(Extrait) – Un paysan des environs d’Abbeville, nommé Brifaut, va au marché de cette ville vendre dix aunes de toile qui avait faites. Il la portait sur son épaule, moitié par-devant, moitié par-derrière. Un filou tente de la lui escamoter. Tout en marchant derrière lui, le voleur se la coud sur sa cotte. Quand ils sont dans la foule, il le pousse et le fait tomber, et pendant que le villain se ramasse, l’autre enlève adroitement la toile qu’il place comme lui sur son épaule, puis il va se ranger parmi les autres paysans. Brifaut, surpris de ne plus retrouver son paquet, cherche autour de lui et crie : « Ma tuile, ma toile. » Le filou l’écoutait d’un air fort tranquille; enfin il lui demande ce qu’il a pour crier si fort.

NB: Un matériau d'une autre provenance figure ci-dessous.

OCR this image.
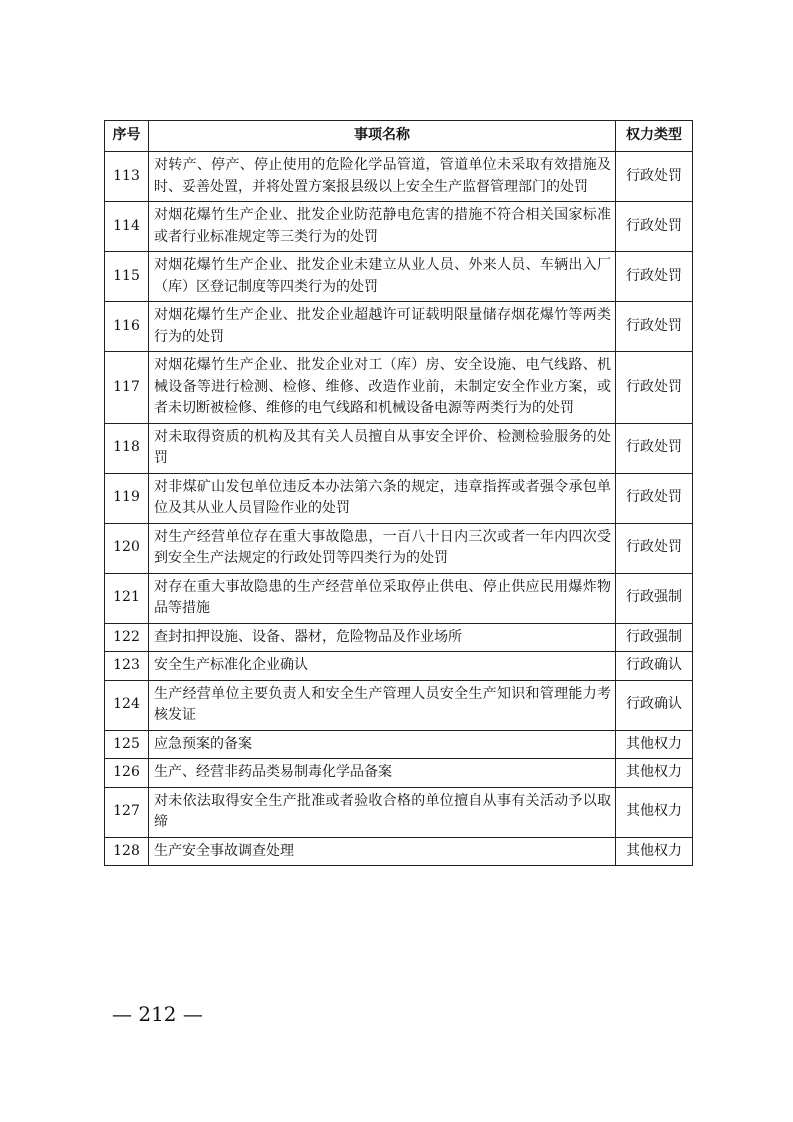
序号	事项名称	权力类型
113	对转产、停产、停止使用的危险化学品管道，管道单位未采取有效措施及时、妥善处置，并将处置方案报县级以上安全生产监督管理部门的处罚	行政处罚
114	对烟花爆竹生产企业、批发企业防范静电危害的措施不符合相关国家标准或者行业标准规定等三类行为的处罚	行政处罚
115	对烟花爆竹生产企业、批发企业未建立从业人员、外来人员、车辆出入厂（库）区登记制度等四类行为的处罚	行政处罚
116	对烟花爆竹生产企业、批发企业超越许可证载明限量储存烟花爆竹等两类行为的处罚	行政处罚
117	对烟花爆竹生产企业、批发企业对工（库）房、安全设施、电气线路、机械设备等进行检测、检修、维修、改造作业前，未制定安全作业方案，或者未切断被检修、维修的电气线路和机械设备电源等两类行为的处罚	行政处罚
118	对未取得资质的机构及其有关人员擅自从事安全评价、检测检验服务的处罚	行政处罚
119	对非煤矿山发包单位违反本办法第六条的规定，违章指挥或者强令承包单位及其从业人员冒险作业的处罚	行政处罚
120	对生产经营单位存在重大事故隐患，一百八十日内三次或者一年内四次受到安全生产法规定的行政处罚等四类行为的处罚	行政处罚
121	对存在重大事故隐患的生产经营单位采取停止供电、停止供应民用爆炸物品等措施	行政强制
122	查封扣押设施、设备、器材，危险物品及作业场所	行政强制
123	安全生产标准化企业确认	行政确认
124	生产经营单位主要负责人和安全生产管理人员安全生产知识和管理能力考核发证	行政确认
125	应急预案的备案	其他权力
126	生产、经营非药品类易制毒化学品备案	其他权力
127	对未依法取得安全生产批准或者验收合格的单位擅自从事有关活动予以取缔	其他权力
128	生产安全事故调查处理	其他权力
— 212 —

Le manant le lui conte. « Imbécile, répond le voleur, regarde, si tu avais eu l’esprit de la « coudre comme moi à ta cotte, on ne te l’aurait pas prise. »
Notes :
Dans le Patron de l’honnête raillerie, page 14 et dans les Facétieuses Journées, page 261 , le curé Arlotto, pendant que deux gens se querellent, escamote ainsi du poisson, qu’il fourre dans sa manche, et il répond à-peu-près comme dans le fabliau.
Dans les Nuits parisiennes, on lit l’escroquerie , assez semblable, d’un filou qui, dans une foule, avait pris à quelqu’un son chapeau. Il se l’était mis sur la tête; et, en le tenant avec la main, il disait: « Pour moi, l’on ne me prendra pas le mien. »
Se trouve ainsi dans les Historiettes ou Nouvelles en vers par M. Imbert, page 78.
“De Brifaut”, Recueil de Méon, tome I, page 124.